Ask Anonymous • Misandry
By Anonymous Bosch

Dear Anonymous,
I was having a conversation a few months ago with one of my education department professors about the hatred of women, or misogyny. It made me wonder why this word is so commonly known, while at the same time the word for the hatred of men either does not exist or is largely unknown and unused. My professor suggested misterogyny, but it didn’t sound right to me. Surely there is enough hatred of men to warrant a specific noun in the English language to help man-haters name themselves more satisfactorily. I thought you, of all people, would know the answer to this question — because of your affinity for words, of course.

Sincerely yours,
Anjean Vanden Bosch
Class of 2005

Dear Ms. Vanden Bosch,

I enjoy questions like this, and I also enjoy corresponding with another member of the far-flung Bosch clan. You have asked a very good question, although it is a slightly unsettling one, but not all of us should be as settled as we are so much of the time. Moreover, you may have noted that somewhere along the line I may have referred to the phenomenon of gender dysphoria, a feeling of uneasiness or even dismay with one’s gender. You were right to suppose that I find this to be an interesting topic, because it is an interesting area of modern life, and not only because of what you refer to so gently as my “affinity for words” (take a look at affine as well as affinity when you have a chance, to discover the relationship between mathematics and marriage). I like this territory because it provides such good information about where and how we live now, at Calvin College and thereafter.

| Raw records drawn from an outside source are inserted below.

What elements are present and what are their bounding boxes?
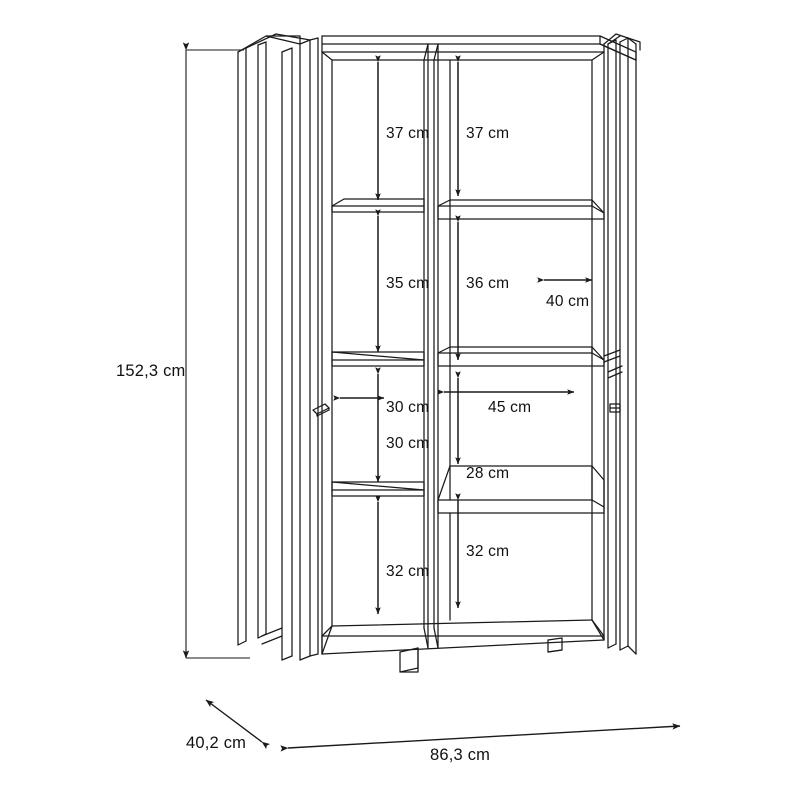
cabinet-top [321,35,637,61]
center-divider [423,43,439,649]
label-right-gap-3: 28 cm [466,465,509,482]
label-right-width: 45 cm [488,399,531,416]
cabinet-left-leg [261,47,293,661]
left-shelves [331,198,425,497]
right-shelves [437,199,605,514]
label-right-depth: 40 cm [546,293,589,310]
label-left-gap-3: 30 cm [386,435,429,452]
dimension-total-width [280,723,681,752]
label-left-gap-4: 32 cm [386,563,429,580]
right-door-panel [603,33,641,655]
label-left-depth: 30 cm [386,399,429,416]
cabinet-feet [399,637,563,673]
label-left-gap-2: 35 cm [386,275,429,292]
label-right-gap-1: 37 cm [466,125,509,142]
left-door-handle-icon [312,403,330,417]
label-right-gap-2: 36 cm [466,275,509,292]
left-door-panel [237,33,319,661]
label-total-depth: 40,2 cm [186,734,246,752]
label-left-gap-1: 37 cm [386,125,429,142]
label-right-gap-4: 32 cm [466,543,509,560]
dimension-total-depth [205,699,270,750]
label-total-height: 152,3 cm [116,362,185,380]
label-total-width: 86,3 cm [430,746,490,764]
cabinet-carcass [321,51,605,655]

"Job Mocked by His Wife" painting

"Job Mocked by His Wife" (1630s), Georges de la Tour (1593-1652), Musée Departemental des Vosges, Éspinal

Your education professor, unfortunately, was perhaps a little too playful, if that’s possible — misterogyny is an entertaining possibility for the concept you asked about, but the professor almost certainly knew that there is a word that is exactly what you were looking for. It is misandry (pronounced mis-ANN-dree), and, by extension, a person who is characterized by his or her hatred of men is a misandrist. Lexically speaking, these words make perfect partners with misogyny and misogynist, and both of them keep their distance from misanthropy, which is merely the hatred or distrust of humankind in general. Misandrists and misogynists, on the other hand, hold one gender or the other as being more vicious or despicable, with the sometimes unspoken but implied possibility that the other gender may be more virtuous than the other. (Here I cannot resist the impulse to note briefly the larger families that these words belong to, even if there’s neither time nor space to comment on those families: misandry is related to androcentric, androecium, androgen and philander, while misogyny is related to gynococracy, gynoecium, gynecology and queen; the two words cohabit in androgyny, as you probably already know.)

Almost no one would ask if there is such a thing as misogyny; the hatred or suspicion of women is as old as the ages, and it comes to the foreground in the most amazing places, including love poetry. But there are many who would be surprised to learn that there is also such a thing as misandry. You, Ms. Vanden Bosch, are alert enough to realize that there is such a phenomenon, although you weren’t aware that there is a word for it. You are part of a large and fortunate majority whose awareness of the existence of such hatred or distrust is in place but who are not aware that this is an issue of great relevance to many people today. Even a brief season of Googling will land you and your browser in the middle of more than 12,000 links and a cause. Nearly four years ago, for instance, McGill-Queen’s University Press published Spreading Misandry: The Teaching of Contempt for Men in Popular Culture, by Paul Nathanson and Katherine K. Young. Here’s a blurb that accompanies one Web site’s reporting on the book (www.fathers.ca/spreading_misandry.htm):

Paul Nathanson and Katherine Young argue that men have routinely been portrayed as evil, inadequate, or as honorary women in popular culture since the 1990s. These stereotypes are profoundly disturbing, the authors argue, for they both reflect and create hatred and thus further fracture an already fractured society. In Spreading Misandry they show that creating a workable society in the twenty-first century requires us to rethink feminist and other assumptions about men.

There is even a Society for the Prevention of Misandry in the Media, headquartered in New Hampshire, and I have recently heard related concerns from the Reverend Eugene Rivers, a civil rights prophet who preached at Calvin College about the need to undo the damage done to the image of fathers as they are portrayed in popular television shows and in the movies. When religious-studies scholars in Canada, media activists in New Hampshire and a minister in Boston are sounding the same alarms, something interesting is happening.

As you probably know, Calvin College has offered a gender studies minor for the last few years, and you can be certain that issues related to misogyny and misandry are high on the list of concerns within this interdisciplinary course of study. But for you and for your friends, Ms. Vanden Bosch, keep at least this in mind: hatred is a bad foundation, even if some male behavior is despicable, even if men are remarkably easy to hate. But you already knew that, if you’re studying at Calvin College. And, although often attractive, misanthropy is not a big improvement on these more narrowly focused forms of hatred.